Recto

Thomas Crow, “Modernism and Mass Culture in the Visual Arts” (1982, trad. fr. Les Cahiers du musée national d’art moderne, n° 19-20, juin 1987)

Quelle thèse Crow défend-il sur le rapport entre avant-garde et culture de masse ? Quelle distinction conceptuelle introduit-il ?

Verso

Thèse centrale : L’avant-garde se renouvelle en empruntant des matériaux à la culture populaire, mais nie systématiquement cette dette au profit d’un discours sur l’autonomie formelle.

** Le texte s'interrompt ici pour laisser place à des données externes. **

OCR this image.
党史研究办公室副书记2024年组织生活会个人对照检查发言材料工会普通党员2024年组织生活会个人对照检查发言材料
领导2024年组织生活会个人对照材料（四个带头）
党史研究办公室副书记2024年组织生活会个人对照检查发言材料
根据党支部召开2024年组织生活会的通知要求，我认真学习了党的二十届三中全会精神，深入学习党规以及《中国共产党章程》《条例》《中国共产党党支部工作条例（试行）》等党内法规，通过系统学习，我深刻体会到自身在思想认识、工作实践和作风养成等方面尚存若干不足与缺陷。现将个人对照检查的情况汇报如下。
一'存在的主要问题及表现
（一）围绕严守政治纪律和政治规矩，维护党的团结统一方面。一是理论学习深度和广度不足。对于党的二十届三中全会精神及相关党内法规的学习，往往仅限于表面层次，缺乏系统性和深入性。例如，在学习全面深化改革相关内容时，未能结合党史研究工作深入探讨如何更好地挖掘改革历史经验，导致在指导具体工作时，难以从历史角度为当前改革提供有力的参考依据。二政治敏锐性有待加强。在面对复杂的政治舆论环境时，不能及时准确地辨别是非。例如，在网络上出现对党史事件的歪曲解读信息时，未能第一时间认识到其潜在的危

Cette négation est structurelle : elle commence avec Mallarmé commentant Manet, continue avec Signac, s’achève avec Greenberg.

Distinction modernisme / avant-garde :

  • Modernisme = pratique autocritique et autonome, repli sur les moyens propres du medium
  • Avant-garde = tactiques extra-artistiques, provocations, modes de vie de groupe, adressage à un public large

David et Courbet comme précurseurs : avant la spécialisation du marché de l’art, l’art d’opposition pouvait s’adresser à un public populaire réel (Salon 1785, Salon 1850). Cette bipolarisation du public disparaît au fil du XIXe siècle.

Premier Greenberg (1939) vs Greenberg tardif :

  • 1939 (“Avant-Garde and Kitsch”) : honnêteté relative — le kitsch (culture marchande des migrants urbains) est premier, le modernisme en est l’effet réactif
  • Greenberg tardif : la culture de masse comme pression négative seulement (répulsion, jamais attraction), sans interdépendance positive. Formalisme pur, sans dette historique avouée.

Mobilisation : Crow permet de dépasser l’opposition binaire art/kitsch héritée de Greenberg. Sa thèse sur la “dette niée” est un argument fort contre toute conception purement autonomiste de l’art. Croiser avec Schapiro (l’analyse sociale que Crow prolonge), Signac (exemple de la contradiction), Benjamin (autre lecture du rapport art/masse).